La Cruzada del Siglo XXI *
Se engaña singularmente quien suponga que la acción de la Iglesia sobre los hombres es meramente individual, y que ella forma sólo personas, y no pueblos, ni culturas, ni civilizaciones.
Dios nos creó naturalmente sociables y tenemos, por el instinto de sociabilidad, la tendencia a comunicar nuestras ideas a los otros y a recibir la influencia de ellos. Lo mismo se da en las relaciones del individuo con la sociedad. Los ambientes, las leyes, las instituciones en que vivimos ejercen sobre nosotros una acción pedagógica.
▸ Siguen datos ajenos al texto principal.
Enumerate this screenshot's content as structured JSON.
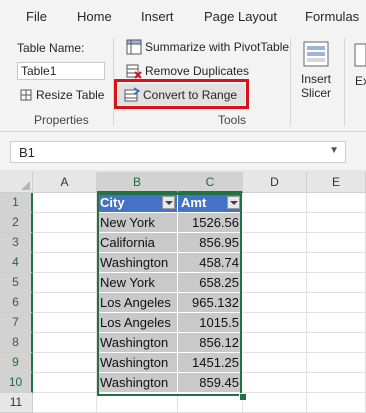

¿Cómo, pues, podría la Iglesia desinteresarse de producir una cultura y una civilización, contentándose con actuar sobre cada alma a título meramente individual? Lo propio de la Iglesia es producir una cultura y una civilización cristiana. Y producir todos sus frutos en una atmósfera social plenamente católica. El católico debe aspirar a una civilización católica como el hombre encarcelado en un subterráneo desea el aire libre, y el pájaro aprisionado tiene ansias de recuperar los espacios infinitos del cielo.
En la Edad Media, los Cruzados derramaron su sangre para libertar de las manos de los infieles el Sepulcro de N. S. Jesucristo, e instituir un Reino Cristiano en Tierra Santa….pero ¿qué es el Reino de Cristo, ideal supremo de los católicos, y, pues, nuestra meta constante? Es lo que procuraremos definir en la enumeración de principios, marco luminar de nuestra actividad.
El Reino de Cristo
La Iglesia Católica fue fundada por N. S. Jesucristo, para perpetuar entre los hombres los beneficios de la Redención. Su finalidad se identifica, pues, con la de la propia Redención: expiar los pecados de los hombres por los méritos infinitamente preciosos del Hombre-Dios; restituir así a Dios la gloria extrínseca que el pecado le había robado; y abrir a los hombres las puertas del Cielo. Esta finalidad se realiza toda en el plano sobrenatural, y en orden a la vida eterna. Ella trasciende absolutamente todo cuanto es meramente natural, terreno, perecible. Fue lo que N. S. Jesucristo afirmó, cuando dijo a Poncio Pilatos: «Mi reino no es de este mundo» (Jn., 18-36).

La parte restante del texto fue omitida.